Decidí hacerlo sobre “Pasión”, una de sus mejores películas, pese a que no cuenta con la aureola de “Fanny y Alexander” o “Secretos de un matrimonio”.
Confieso que me ha costado escribir sobre el gran maestro sueco, pese a que me fascina su escritura dramática, su dirección de actores, y la planificación de las escenas. Pero es que Bergman, a pesar de su colosal talento, trasmite un mensaje contra el cual hay algo que se revuelve en mi interior. No es únicamente por su pesimismo sobre las relaciones humanas, su desconfianza en la fuerza redentora de los sentimientos, es que al final de cada una de esas escenas tan magníficamente filmadas me queda la sensación de que Bergman se ha dejado algo fuera.

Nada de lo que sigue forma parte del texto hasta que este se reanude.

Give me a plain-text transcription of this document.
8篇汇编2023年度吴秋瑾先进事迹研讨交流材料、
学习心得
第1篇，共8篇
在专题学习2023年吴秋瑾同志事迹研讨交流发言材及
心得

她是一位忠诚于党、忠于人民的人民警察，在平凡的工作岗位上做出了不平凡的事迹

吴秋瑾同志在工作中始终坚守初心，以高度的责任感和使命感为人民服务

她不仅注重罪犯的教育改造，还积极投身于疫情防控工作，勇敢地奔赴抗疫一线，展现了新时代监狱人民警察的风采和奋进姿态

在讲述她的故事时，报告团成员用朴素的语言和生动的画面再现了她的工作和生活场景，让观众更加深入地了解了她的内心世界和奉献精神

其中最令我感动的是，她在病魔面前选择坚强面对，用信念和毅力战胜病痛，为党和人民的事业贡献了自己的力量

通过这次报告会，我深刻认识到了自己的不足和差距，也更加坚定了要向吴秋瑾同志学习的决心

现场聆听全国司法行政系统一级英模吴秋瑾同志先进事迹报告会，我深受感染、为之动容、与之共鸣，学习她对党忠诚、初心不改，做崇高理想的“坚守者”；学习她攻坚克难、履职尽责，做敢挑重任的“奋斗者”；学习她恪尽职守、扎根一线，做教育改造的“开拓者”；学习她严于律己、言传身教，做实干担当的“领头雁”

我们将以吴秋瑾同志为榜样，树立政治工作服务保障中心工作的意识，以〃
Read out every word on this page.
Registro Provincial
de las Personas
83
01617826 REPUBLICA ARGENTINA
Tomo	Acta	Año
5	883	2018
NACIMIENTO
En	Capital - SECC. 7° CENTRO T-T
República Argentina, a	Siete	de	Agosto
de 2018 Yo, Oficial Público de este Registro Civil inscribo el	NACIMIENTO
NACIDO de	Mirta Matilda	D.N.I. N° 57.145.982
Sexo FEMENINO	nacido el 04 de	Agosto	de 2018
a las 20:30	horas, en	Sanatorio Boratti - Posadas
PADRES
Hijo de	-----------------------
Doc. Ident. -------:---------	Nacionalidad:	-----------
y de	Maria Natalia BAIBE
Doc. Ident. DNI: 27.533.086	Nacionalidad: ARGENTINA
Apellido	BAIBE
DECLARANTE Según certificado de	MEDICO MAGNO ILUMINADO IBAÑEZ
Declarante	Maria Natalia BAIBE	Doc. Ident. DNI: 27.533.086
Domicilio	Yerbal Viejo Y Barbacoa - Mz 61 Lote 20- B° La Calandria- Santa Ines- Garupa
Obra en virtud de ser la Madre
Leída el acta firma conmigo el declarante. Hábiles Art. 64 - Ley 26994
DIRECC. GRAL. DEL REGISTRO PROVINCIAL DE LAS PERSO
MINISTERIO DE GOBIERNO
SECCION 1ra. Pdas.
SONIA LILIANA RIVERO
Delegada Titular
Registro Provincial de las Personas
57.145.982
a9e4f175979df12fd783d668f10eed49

Que ha omitido un pulso fundamental de sus personajes, ese instante en que se permitieron un gesto de grandeza, de ilusión o de sacrificio, que contradice o al menos justifica todo lo anterior. No somos ángeles, cierto, pero el príncipe de la oscuridad que Bergman dibuja tampoco me parece fidedigno.
Puede que nuestra modernidad necesitase un cineasta de la talla de I. Bergman para mostrarnos los rincones más oscuros del mundo de la pasión y los sentimientos, pero si en nuestro interior habitase únicamente el caudal de confusión y malestar que él muestra en sus películas, no tendría el menor mérito estar vivo. Y eso es algo que no me gustaría tener que aceptar.